Fans love John Force. Do you know why?

“Well, I don’t know what to say because I’m one with the fans. I’m the blue-collar worker. I’m not a suit and tie guy. I get up every morning and put on my old work shoes just like they do. And I go to work. If I’ve got to work on the car, I do. If I got to get greasy or dirty, I do. But I can stand in a boardroom. I can cook food out here with our chef. I can talk corporate America into giving us money to run these fine race cars.

“But bottom line, I spent 30 years standing at the ropes. Cause we had no money. If they hadn’t brought me cake, cookies and cheeseburgers, I might have starved to death. In that I found the value, the real value of the fans. Not just that they buy the products that you sell. You know that’s a big plus, but because they love ya. When they love ya and when you’re down and out and when you win, they love you more. If you treat them good when you’re on top, they’ll support ya. When you fall, they’ll stay by ya.

“Never forget where you came from. I try and it’s hard when 40,000 people go through a racetrack at Gainesville every day, it’s really hard to sign every autograph. But if I can’t sign them all, I keep talking. So if a guy there knows if you can’t get to him, you tried. I’ve had a few complaints over the years, a few, because sometimes you do miss a kid who stayed late in the day and he’s soaking wet and you couldn’t get to him. Because some days you get the call and you have to go to the starting line, you’ve got to do live TV, whatever. They dragged me out here a while ago.

“The truth is they became my friends. I’m closer to the fans than I am to race car drivers around me. I’m closer to the fans and I can honestly say more than my own crew. Not that I don’t love my crew, but I spend more time at the ropes. When the crew needs me I get in there and warm up the car. We have prayer with Roger Stahl. He leads our prayer. I’m there. The rest of the time I’m at the ropes or doing TV or radio. Bottom line. Coil said once if you want to warm up the car go and get in line with the fans and get an autograph and tell John it’s time.

For you at the track is it the rush of the ride you are about to do or is it the rush of your burnout that brings fans to their feet?

“If you stood out there and felt the ground shake and I stood there with newcomers and what? Earthquake. They thought that. You shift this car and get four, five, six G’s out of a hot rod and you shoot a guy down the racetrack. You know what I mean? And it’s covered a quarter mile at 334 miles an hour – it’s unbelievable! And the fans they experience that with you. That’s what NHRA brings to the party. They can watch from the stands, from the fences and then they come into the pits and they hear them rumble!”

“But the real key is that for me, it starts the minute they buckle me in.
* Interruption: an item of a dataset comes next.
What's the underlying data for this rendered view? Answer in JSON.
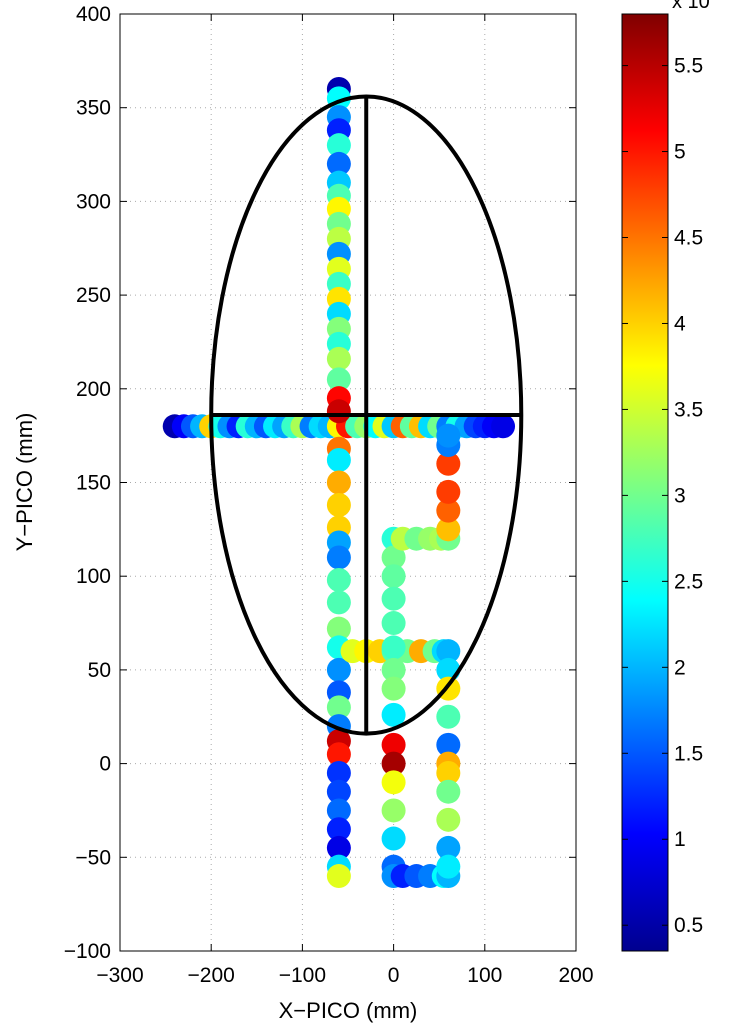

The radio – it’s like Houston – we’re ready for takeoff. And you’re talking to Coil and Bernie and all the guys and they’re playing jokes on me. I’m talking to Eric and Robert and telling them I love em’. And let’s go out there and rock n’ roll. Elvis lives. It’s all this conversation and then in the middle of it, they fire that motor and you see the confidence in Coil’s face or – you see fear in Coil’s face – when it ain’t going down the racetrack. And then it goes or it doesn’t.

“Just the thrill of the ride and the big old smoky burnout. You know sometimes I hear the crowd and I know I can’t hear over the sound of the motor. But I think I hear them. Because you know that sound when they roar when you do that smoky burnout. And when you make that run or when you’re on fire and get that big number.

“When you get out of that car, you can see everybody. The guys out there are rolling up your parachutes. The Safety Safari, the NHRA guys, they all yelling you ran that big number. You ran that first 4.60 run. And they yelling, you’re God. Whoa. Don’t even say I’m God. There’s only one God.

“No. I just got a great crew chief and a great team. They bless you with something that nobody else has done. We’ve done a lot of that in our time.

Additional Comments:

“I just want to say thank you. I really enjoy your show. Fans come to me with comments of what you guys say and what they read and hear. I just appreciate you because you put a lot of time and effort in it. That’s what grows our sport. Like I said, we want to be just like NASCAR and you’re going to help us get there. Thank you.”